Riaz Pasha on his return to power showed himself anything but disposed to work well with the Khedive's English advisers. His policy took the form of stubborn opposition rather than active resistance, and it required all the firmness and tact of Lord Cromer to keep things in the right path. With the promotion of Maher Pasha to the post of Under-Secretary at War, attempts were made to interfere with the authority of the Sirdar in matters relating to the army, and hardly were these defeated than the further difficulty known as the "frontier incident" occurred.

The Khedive on his visit to Wady Halfa in January, 1894, made some observations on the army which were taken by the British officers as a slight upon them, and the Sirdar, General Kitchener, in consequence, resigned. He, however, withdrew his resignation almost immediately after, at the request of the Khedive.

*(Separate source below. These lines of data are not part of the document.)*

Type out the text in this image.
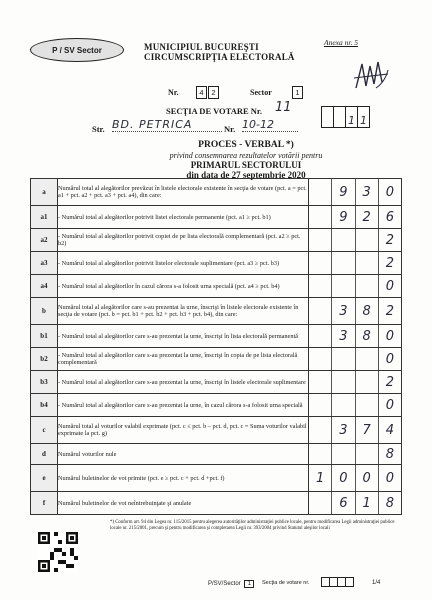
P / SV Sector	MUNICIPIUL BUCUREŞTI
CIRCUMSCRIPŢIA ELECTORALĂ
Anexa nr. 5
Nr.	4	2	Sector	1
SECŢIA DE VOTARE Nr. 11
1 1
Str. BD. PETRICA	Nr. 10-12
PROCES - VERBAL *)
privind consemnarea rezultatelor votării pentru
PRIMARUL SECTORULUI
din data de 27 septembrie 2020
a	Numărul total al alegătorilor prevăzut în listele electorale existente în secţia de votare (pct. a = pct. a1 + pct. a2 + pct. a3 + pct. a4), din care:	9 3 0

a1	- Numărul total al alegătorilor potrivit listei electorale permanente (pct. a1 ≥ pct. b1)	9 2 6

a2	- Numărul total al alegătorilor potrivit copiei de pe lista electorală complementară (pct. a2 ≥ pct. b2)	2

a3	- Numărul total al alegătorilor potrivit listelor electorale suplimentare (pct. a3 ≥ pct. b3)	2

a4	- Numărul total al alegătorilor în cazul cărora s-a folosit urna specială (pct. a4 ≥ pct. b4)	0

b	Numărul total al alegătorilor care s-au prezentat la urne, înscrişi în listele electorale existente în secţia de votare (pct. b = pct. b1 + pct. b2 + pct. b3 + pct. b4), din care:	3 8 2

b1	- Numărul total al alegătorilor care s-au prezentat la urne, înscrişi în lista electorală permanentă	3 8 0

b2	- Numărul total al alegătorilor care s-au prezentat la urne, înscrişi în copia de pe lista electorală complementară	0

b3	- Numărul total al alegătorilor care s-au prezentat la urne, înscrişi în listele electorale suplimentare	2

b4	- Numărul total al alegătorilor care s-au prezentat la urne, în cazul cărora s-a folosit urna specială	0

c	Numărul total al voturilor valabil exprimate (pct. c ≤ pct. b – pct. d, pct. c = Suma voturilor valabil exprimate la pct. g)	3 7 4

d	Numărul voturilor nule	8

e	Numărul buletinelor de vot primite (pct. e ≥ pct. c + pct. d +pct. f)	1 0 0 0

f	Numărul buletinelor de vot neîntrebuinţate şi anulate	6 1 8
*) Conform art. 94 din Legea nr. 115/2015 pentru alegerea autorităţilor administraţiei publice locale, pentru modificarea Legii administraţiei publice locale nr. 215/2001, precum şi pentru modificarea şi completarea Legii nr. 393/2004 privind Statutul aleşilor locali
P/SV/Sector 1	Secţia de votare nr.	1/4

The matter was regarded by the British Government as an attempt to discredit the English officers, and to undermine their authority with the troops, and Lord Cromer was instructed to ask that a general order should be issued expressing the Khedive's satisfaction with the army, and the officers generally, and also that Maher Pasha should be removed. Both these requirements were complied with and the incident was closed.

Riaz Pasha shortly after resigned, and Nubar again returned to power.

Under his advice the relations of the Khedive with the British Government became more cordial, and no further "incidents" such as those above recorded took place.